2012.08.22 Pre-paid cell phone may get me a “vacation”

Written by David Green.

BY RICH FOLEY

 

Back in 2005, a friend gave me one of those pre-paid cell phones that seem to be available for purchase virtually everywhere. At the time, I wrote a column titled in part: “Thoughtful gift or present from Hell?” Almost seven years and several phones later, I’m still not sure how to answer the question.

 Lately, however, the evidence in favor of Hell seems to be piling up. Living in Fayette often means you’ll have trouble getting decent cell phone reception. Over the past six months or so, that has become the case in neighboring towns as well. 

First my phone stopped getting service in Archbold, quickly followed by Hudson and Morenci, then Blissfield, and finally Wauseon. It still worked in Adrian and Defiance, but that’s a bit of a drive just to use the phone. It’s a good thing I still had a landline.

Besides that, I could no longer add minutes on the phone itself. Instead I had to go to the company website and jump through a series of hoops to keep my “service” active. 

Last month, I finally purchased a new phone online. This one included a camera which seemed like a neat feature. After missing me twice,  FedEx finally caught me at home on their final try. Then the fun began.

I actually managed to activate the phone without much trouble, but discovered I couldn’t receive or make any calls as a message advising me to call tech support appeared whenever I tried to use it.

The tech person had me try one thing after another, but finally admitted defeat and said he would send me another phone, asking me to return this one after the latest one arrived. But the phone still had some entertainment value in it as I waited for its replacement.

At 3:30 a.m. the next morning, I received a text message asking, “Shante still with y’all?” I couldn’t make or receive calls, but strangers in search of Shante were still able to reach me.

Along with the text messaging, the camera on the latest phone worked fine, so I took several photos of my Buick and of “Splinters,” the giant wooden bear at the Williams County Fairgrounds in Montpelier. I may not have been able to make calls, but my disabled phone had cool wallpaper.

The replacement phone finally arrived, complete with a broken charger. Since it was a different brand than my old phone or the one it was replacing, it was impossible to charge it. I called tech support again and was told it was about a 15 minute wait. After 31 minutes, I hung up, went to the library and emailed them, asking for a new charger.

The next morning, tech support called me. I can’t begin to tell you how tempting it was to put them on hold, then go grocery shopping or something. Instead, I took several minutes convincing the tech lady that I couldn’t turn on the phone and give them the phone number because it had no power.

She finally understood that I wouldn’t be able to turn the phone on until I had a working charger to charge it with and promised to send one to me. Six days later it arrived, inside a FedEx 2-day envelope with an “urgent” sticker on it. The 2-day package had taken five days to arrive from Indiana. Go, FedEx!

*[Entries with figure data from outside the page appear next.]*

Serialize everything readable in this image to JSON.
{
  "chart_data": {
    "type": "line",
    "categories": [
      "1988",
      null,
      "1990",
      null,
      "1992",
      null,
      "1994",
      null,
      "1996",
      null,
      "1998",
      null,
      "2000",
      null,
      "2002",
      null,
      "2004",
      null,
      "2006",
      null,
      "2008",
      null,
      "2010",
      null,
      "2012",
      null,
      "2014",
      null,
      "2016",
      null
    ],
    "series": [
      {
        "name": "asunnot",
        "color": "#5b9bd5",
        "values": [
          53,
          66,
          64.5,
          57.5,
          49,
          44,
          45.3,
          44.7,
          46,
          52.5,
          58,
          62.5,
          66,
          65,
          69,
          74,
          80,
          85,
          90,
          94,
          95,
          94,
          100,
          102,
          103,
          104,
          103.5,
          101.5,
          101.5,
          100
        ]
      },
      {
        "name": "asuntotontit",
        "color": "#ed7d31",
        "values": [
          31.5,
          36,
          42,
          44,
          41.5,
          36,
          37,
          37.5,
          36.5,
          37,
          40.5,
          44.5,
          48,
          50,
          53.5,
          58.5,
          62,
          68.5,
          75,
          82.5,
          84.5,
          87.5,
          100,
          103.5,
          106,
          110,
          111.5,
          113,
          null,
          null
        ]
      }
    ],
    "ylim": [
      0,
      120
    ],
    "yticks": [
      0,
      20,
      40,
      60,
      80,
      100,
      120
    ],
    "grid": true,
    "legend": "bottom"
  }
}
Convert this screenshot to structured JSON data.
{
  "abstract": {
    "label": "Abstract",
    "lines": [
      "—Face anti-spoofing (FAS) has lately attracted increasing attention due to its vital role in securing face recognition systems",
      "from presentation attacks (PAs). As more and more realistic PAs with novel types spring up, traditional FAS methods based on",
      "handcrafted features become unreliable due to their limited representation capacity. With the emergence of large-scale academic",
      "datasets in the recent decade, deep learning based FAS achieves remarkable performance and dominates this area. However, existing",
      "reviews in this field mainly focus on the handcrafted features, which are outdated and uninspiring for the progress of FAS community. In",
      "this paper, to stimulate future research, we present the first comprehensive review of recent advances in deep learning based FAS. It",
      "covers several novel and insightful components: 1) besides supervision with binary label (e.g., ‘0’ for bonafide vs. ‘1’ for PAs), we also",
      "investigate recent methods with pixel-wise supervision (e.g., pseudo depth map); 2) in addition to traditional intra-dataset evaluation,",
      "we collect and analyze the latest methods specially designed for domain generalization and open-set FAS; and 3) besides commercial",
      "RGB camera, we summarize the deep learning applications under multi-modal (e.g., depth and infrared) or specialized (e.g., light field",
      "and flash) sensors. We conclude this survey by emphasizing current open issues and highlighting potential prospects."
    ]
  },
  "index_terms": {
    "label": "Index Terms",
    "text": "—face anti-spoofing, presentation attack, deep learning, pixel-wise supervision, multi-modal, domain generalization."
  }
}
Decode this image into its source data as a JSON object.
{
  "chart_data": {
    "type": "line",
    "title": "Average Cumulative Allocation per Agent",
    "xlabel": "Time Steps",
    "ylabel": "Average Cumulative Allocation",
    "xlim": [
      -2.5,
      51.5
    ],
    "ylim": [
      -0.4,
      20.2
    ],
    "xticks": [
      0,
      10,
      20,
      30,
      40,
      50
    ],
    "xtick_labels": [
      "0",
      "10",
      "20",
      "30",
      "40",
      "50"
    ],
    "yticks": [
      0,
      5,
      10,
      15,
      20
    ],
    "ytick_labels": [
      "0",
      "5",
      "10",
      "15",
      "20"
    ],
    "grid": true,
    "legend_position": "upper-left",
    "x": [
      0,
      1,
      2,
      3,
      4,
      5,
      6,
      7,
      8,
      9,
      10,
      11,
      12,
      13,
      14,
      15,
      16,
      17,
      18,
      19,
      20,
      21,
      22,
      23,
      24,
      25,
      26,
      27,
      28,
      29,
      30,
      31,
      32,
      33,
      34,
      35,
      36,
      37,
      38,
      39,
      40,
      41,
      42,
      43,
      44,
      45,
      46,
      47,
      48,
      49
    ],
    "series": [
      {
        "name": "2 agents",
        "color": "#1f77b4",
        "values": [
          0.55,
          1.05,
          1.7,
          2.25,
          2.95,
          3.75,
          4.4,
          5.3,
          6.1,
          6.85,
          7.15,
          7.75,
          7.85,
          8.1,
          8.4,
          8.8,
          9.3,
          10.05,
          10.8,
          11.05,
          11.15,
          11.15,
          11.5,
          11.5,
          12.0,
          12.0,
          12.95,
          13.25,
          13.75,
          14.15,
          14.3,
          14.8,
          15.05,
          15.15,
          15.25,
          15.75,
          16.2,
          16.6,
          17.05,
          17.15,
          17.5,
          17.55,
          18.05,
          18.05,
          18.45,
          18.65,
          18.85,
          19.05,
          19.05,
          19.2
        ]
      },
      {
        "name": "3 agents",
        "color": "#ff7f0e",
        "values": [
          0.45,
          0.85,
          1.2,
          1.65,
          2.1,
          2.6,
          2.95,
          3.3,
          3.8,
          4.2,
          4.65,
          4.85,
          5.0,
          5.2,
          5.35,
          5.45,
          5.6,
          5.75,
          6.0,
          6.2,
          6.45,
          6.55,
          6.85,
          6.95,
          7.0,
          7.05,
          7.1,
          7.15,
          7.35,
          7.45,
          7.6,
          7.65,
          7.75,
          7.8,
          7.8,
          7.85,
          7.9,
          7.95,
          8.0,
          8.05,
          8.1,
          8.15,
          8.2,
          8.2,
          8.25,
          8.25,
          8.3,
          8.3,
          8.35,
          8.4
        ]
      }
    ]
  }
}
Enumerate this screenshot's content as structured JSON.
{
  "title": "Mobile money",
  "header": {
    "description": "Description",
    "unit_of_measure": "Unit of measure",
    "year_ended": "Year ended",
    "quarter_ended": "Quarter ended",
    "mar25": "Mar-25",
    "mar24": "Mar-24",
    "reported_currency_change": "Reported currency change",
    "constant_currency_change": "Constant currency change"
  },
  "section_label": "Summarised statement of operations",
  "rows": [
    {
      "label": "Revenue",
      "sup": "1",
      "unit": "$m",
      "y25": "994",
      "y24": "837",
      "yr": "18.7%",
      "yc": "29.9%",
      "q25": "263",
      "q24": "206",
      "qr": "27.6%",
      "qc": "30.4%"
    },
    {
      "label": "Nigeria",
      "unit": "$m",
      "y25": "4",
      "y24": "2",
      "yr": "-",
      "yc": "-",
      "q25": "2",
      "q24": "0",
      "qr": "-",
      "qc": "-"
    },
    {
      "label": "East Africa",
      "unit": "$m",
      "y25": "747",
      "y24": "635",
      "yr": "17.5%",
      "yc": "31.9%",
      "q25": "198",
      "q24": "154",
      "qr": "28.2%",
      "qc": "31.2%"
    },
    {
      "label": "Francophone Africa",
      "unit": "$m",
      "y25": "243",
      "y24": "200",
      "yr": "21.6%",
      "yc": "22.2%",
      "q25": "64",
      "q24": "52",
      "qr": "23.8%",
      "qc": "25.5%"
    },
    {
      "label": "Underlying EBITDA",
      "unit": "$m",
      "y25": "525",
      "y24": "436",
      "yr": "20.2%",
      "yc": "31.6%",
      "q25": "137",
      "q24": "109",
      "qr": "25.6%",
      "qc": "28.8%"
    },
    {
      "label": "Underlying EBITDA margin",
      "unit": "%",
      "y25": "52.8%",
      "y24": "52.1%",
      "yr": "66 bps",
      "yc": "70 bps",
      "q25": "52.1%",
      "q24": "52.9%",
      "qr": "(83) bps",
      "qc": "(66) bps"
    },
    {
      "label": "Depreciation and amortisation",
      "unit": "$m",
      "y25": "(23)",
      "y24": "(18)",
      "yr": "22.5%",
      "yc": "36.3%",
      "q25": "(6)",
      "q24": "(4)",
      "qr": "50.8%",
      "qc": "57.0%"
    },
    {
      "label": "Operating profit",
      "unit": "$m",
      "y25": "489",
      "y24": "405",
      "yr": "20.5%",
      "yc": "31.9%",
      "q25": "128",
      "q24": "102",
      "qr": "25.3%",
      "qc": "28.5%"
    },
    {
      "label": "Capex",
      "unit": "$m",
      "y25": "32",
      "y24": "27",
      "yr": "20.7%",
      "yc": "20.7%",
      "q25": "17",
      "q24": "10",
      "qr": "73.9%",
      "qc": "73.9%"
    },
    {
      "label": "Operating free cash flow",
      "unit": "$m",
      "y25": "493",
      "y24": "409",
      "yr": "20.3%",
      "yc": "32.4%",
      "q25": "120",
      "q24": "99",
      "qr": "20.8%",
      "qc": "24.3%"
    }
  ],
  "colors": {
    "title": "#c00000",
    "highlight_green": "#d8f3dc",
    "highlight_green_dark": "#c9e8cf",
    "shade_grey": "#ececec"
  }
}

Once charged, the new phone seemed to work fine and all that remained was for me to return the previous one in the envelope provided.

The next morning, shortly before 6 a.m., I heard a short ring coming from my living room. Over the next 15 minutes, I heard it four more times. Figuring someone was texting my latest phone (Shante, perhaps?), I went out for a look.

I couldn’t find any messages, then I heard another ring—coming from inside the sealed envelope ready to mail back to the cell phone company. I carefully opened the package and found it was the low battery alarm going off. I changed the phone setting to “silent” and resealed the package.

As soon as I set the envelope down, it started squirming as if it was alive and I heard what I recognized from other phones as the “vibrate” feature. Not wanting to ruin the envelope, I decided to mail it and hope for the best.

I had planned to explain the situation to Postmaster Davis when I took the package in, but arriving after hours, I just put it in the out-of-town mailbox and said goodbye.

My only worry now is that I’ll soon receive a visit from Homeland Security regarding a quivering envelope with my return address on it. I wonder if I can make a cell phone call from Guantanamo Bay?